The Bassoon Concerto is given here in its 1980s revision. First completed in 1964 it was premiered by Jan Høye in Bergen on 16 April 1964. It then sank from view until the fleet-tongued bassoonist Robert Rønnes took a reinvigorated interest in the work. Rønnes even wrote a cadenza for the work and it is this cadenza that is used in the present recording. The three movement concerto is in Sæverud's aerated lyrico-atonal idiom in which the bassoon plays a serenading, cheery and smiling role rather than the bumbling fool or the prophet of doom although it does chart some subdued realms during the middle movement.
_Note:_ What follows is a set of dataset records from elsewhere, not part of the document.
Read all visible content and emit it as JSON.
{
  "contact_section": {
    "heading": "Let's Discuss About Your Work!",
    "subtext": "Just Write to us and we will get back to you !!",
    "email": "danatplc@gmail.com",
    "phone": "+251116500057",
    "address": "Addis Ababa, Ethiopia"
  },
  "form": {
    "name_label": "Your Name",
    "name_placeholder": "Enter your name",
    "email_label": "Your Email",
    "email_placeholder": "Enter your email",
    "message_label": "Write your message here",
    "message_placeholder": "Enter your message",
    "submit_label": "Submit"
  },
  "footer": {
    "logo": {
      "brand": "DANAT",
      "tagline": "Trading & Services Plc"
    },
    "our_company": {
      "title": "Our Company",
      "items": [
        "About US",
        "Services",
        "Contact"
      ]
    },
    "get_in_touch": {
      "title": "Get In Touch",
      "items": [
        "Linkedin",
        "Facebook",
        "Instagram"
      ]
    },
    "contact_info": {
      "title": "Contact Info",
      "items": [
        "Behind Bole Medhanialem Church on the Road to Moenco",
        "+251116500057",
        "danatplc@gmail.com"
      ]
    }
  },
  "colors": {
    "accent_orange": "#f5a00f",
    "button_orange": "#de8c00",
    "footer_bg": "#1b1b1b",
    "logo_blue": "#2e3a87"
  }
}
The Lucretia-Suite is from three decades earlier. It is drawn from his music for the first production of André Obey's play The Rape of Lucretia. This was Sæverud's first attempt at writing for the theatre. The suite is more closely attuned to Shakespeare's tragic poem than to Obey's version of it. After the sour Moderato (tr. 5), comes a Prokofiev-like gentle 'dance' portraying Lucrece spinning and a contented woodwind serenade showing her asleep. A doom-heavy Allegro deciso (tr.8) intimates the people's rebellion and Lucrece's suicide is suggested. The music would work just as well for a production of King Lear.

The Seventh Symphony is from the same year as the Bassoon Concerto. This is the Salme or Hymn symphony. It is in one movement and five sections. The chorale theme is the most melodically approachable on the disc. While fed through some elliptical processes the theme has the indomitable power and emotional charge of a Miaskovsky melody (tr.11). It is accorded some very Russian treatment including bell transformation as in tr.12 ingeniously woven with some gypsy fiddle playing. After a fugal episode comes the Glorification. The Seventh Symphony was written in 1945 when the end of the war was in sight. The composer dedicated it to his mother and father and gave it the subtitle: "Symphony of strain, of struggle, of faith and of gratitude." The hymn of praise rises in epiphanic power in the towering blaze of the Glorification; once heard not to be forgotten.